Immediately we had to cross another creek to the first night's campsite. Everyone who had used the bridge took time to take off their boots and pants to ford the creek.
The campsite was where an old house had been from the mining era, and was called Wombat Flat.

It had been sprinkling rain, and just after we got our tents up, it started hailing again. We put up a tarp to cook under, and Darvis proceeded to organise dinner. Whilst dinner was happening, we did an introduction session, then a "pass the avocado" game to help us remember everyone's names.
Apart from me, there was:

Darvis (Mark Davis)

Guide and Co-founder of Tiger Trails.


A nurse from South Australia

Ben, Paul & Natalie

Have been working on the streets of Hobart for The Wilderness Society.

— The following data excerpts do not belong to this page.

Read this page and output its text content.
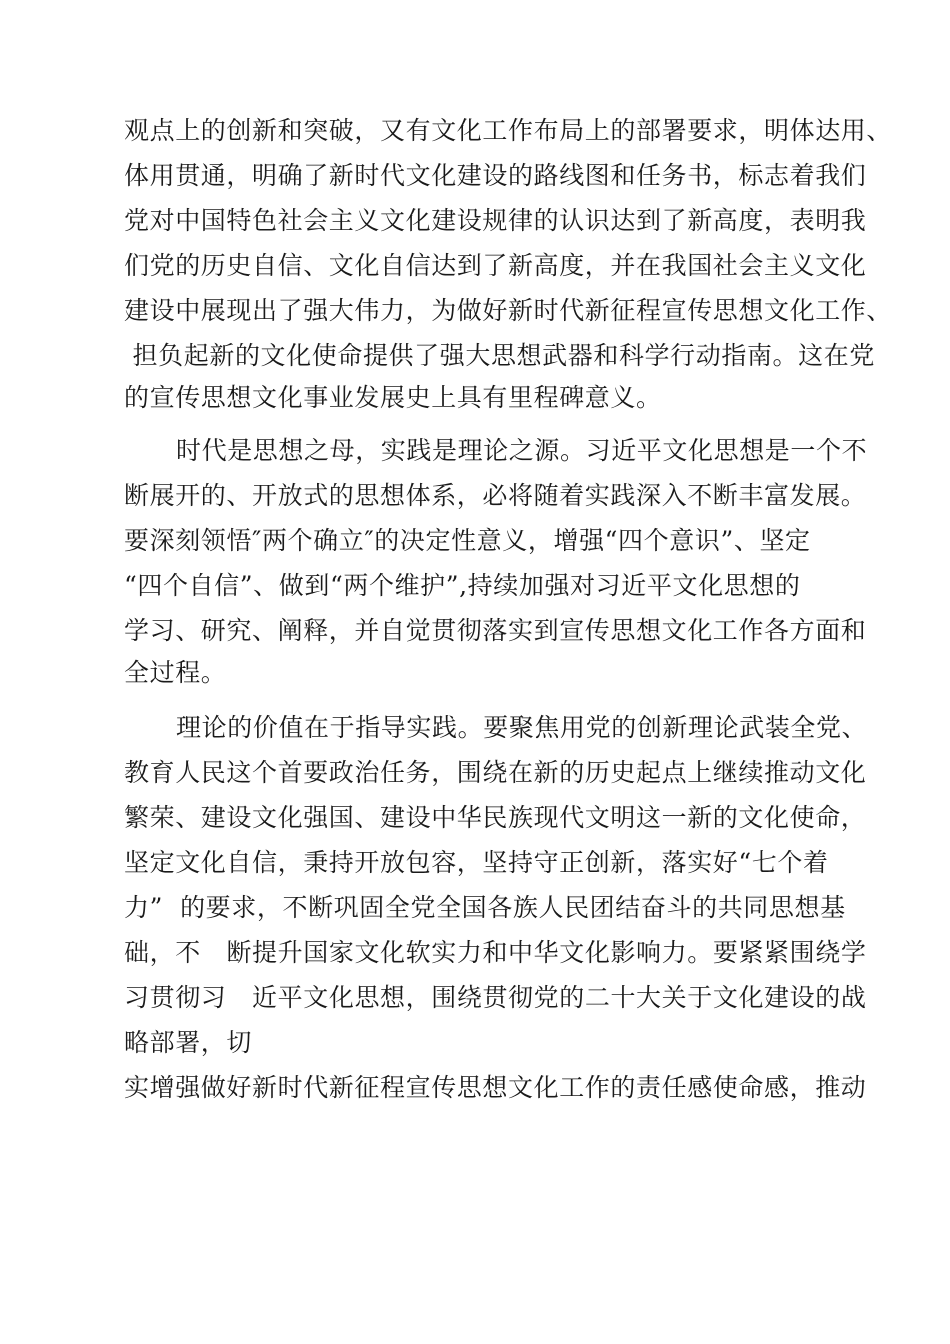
观点上的创新和突破，又有文化工作布局上的部署要求，明体达用、
体用贯通，明确了新时代文化建设的路线图和任务书，标志着我们
党对中国特色社会主义文化建设规律的认识达到了新高度，表明我
们党的历史自信、文化自信达到了新高度，并在我国社会主义文化
建设中展现出了强大伟力，为做好新时代新征程宣传思想文化工作、
担负起新的文化使命提供了强大思想武器和科学行动指南。这在党
的宣传思想文化事业发展史上具有里程碑意义。
时代是思想之母，实践是理论之源。习近平文化思想是一个不
断展开的、开放式的思想体系，必将随着实践深入不断丰富发展。
要深刻领悟″两个确立″的决定性意义，增强“四个意识”、坚定
“四个自信”、做到“两个维护”,持续加强对习近平文化思想的
学习、研究、阐释，并自觉贯彻落实到宣传思想文化工作各方面和
全过程。
理论的价值在于指导实践。要聚焦用党的创新理论武装全党、
教育人民这个首要政治任务，围绕在新的历史起点上继续推动文化
繁荣、建设文化强国、建设中华民族现代文明这一新的文化使命，
坚定文化自信，秉持开放包容，坚持守正创新，落实好“七个着
力”  的要求，不断巩固全党全国各族人民团结奋斗的共同思想基
础，不   断提升国家文化软实力和中华文化影响力。要紧紧围绕学
习贯彻习   近平文化思想，围绕贯彻党的二十大关于文化建设的战
略部署，切
实增强做好新时代新征程宣传思想文化工作的责任感使命感，推动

Paul and Natalie are from the UK, Ben is Australian

Brendon, Zinta

Learning to be Tiger Trails guides for the next season. Brendon is a musician, Zinta has been travelling and cycling in Tasmania.


Not your average Japanese tourist, has been travelling / protesting for quite a while, and did a peace walk from Perth to Melbourne with Ben

Chelsea & Rob

Activists for Tasmania's forests Chelsea has a radio show.

It is interesting that virtually everyone is in their 20's, which is different from the usual clients of Tiger Trails, who are around 50. Also interesting is that several of the group already know each other, and almost everyone has been recently active in the fight to save the tarkine. Hopefully I can make a difference too, possibly with photographs.